The UCP said switching to “tax points” would reduce Ottawa’s “intrusions into health and social programming” and vowed to keep scoping out a plan to make the swap. 
The panel noted it received limited feedback on “tax points” because their potential impact “is not widely understood by Albertans.”

Pandemic cooled the waters, panel says 
Both the drop in oil prices and the fact the country has come together during the pandemic led the panel to change the order of its 25 recommendations to emphasize changes that Ottawa and Alberta could tackle cooperatively, rather than provincially focused suggestions. 
“In recent months, as a result of the need for all Canadians and their governments to pull together to cope with the current health and economic crises, we have witnessed a much greater willingness on the part of the provincial and federal governments to mutually support and cooperate with each other,” reads the report’s opening statement. 
“Alberta’s best bet is within Confederation,” panel chair Oryssia Lennie told reporters.
In total, 2,500 Albertans showed up to town halls and more than 45,000 gave feedback online.
The panel listened to separatists, including those in the Wexit movement, but the majority of Albertans they consulted wanted to find a better deal within Confederation.

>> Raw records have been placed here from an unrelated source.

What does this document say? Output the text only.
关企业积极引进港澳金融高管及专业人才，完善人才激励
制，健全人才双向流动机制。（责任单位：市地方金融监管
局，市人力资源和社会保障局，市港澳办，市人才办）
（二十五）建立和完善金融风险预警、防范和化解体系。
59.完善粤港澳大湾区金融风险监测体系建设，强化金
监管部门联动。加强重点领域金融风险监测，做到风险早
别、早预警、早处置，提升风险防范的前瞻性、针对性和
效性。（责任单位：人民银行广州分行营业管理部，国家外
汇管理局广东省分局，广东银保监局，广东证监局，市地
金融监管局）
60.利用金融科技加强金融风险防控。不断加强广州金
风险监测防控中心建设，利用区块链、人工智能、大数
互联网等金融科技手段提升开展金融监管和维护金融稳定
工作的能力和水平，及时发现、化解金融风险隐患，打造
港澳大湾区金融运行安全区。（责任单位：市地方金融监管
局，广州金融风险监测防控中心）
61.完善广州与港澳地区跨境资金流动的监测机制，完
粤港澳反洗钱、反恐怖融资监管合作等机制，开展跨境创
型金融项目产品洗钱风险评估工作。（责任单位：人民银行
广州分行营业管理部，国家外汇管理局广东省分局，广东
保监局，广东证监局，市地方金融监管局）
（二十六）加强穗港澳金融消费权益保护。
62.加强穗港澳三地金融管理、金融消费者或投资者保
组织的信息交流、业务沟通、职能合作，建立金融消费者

Notley calls the report a ‘distraction’
NDP Leader Rachel Notley brushed off the report as a distraction from the government’s cuts to health care and education, as well as its failure to help struggling businesses.
“In all fairness, Albertans deserve better,” she said, adding the last thing Albertans want is to be forced into a referendum to save their pensions.
Notley said the assumption that Alberta’s contributes disproportionately to the CPP because of its young population is “simplistic.”
“Jason Kenney sees pensions as a tax — he doesn’t see them as an investment,” Notley said.
She said problems with equalization and fiscal stabilization are “glaringly obvious” — but also out of provincial jurisdiction.
When asked what the public’s appetite is for reopening the Constitution, Notley said “zero to minus 150.”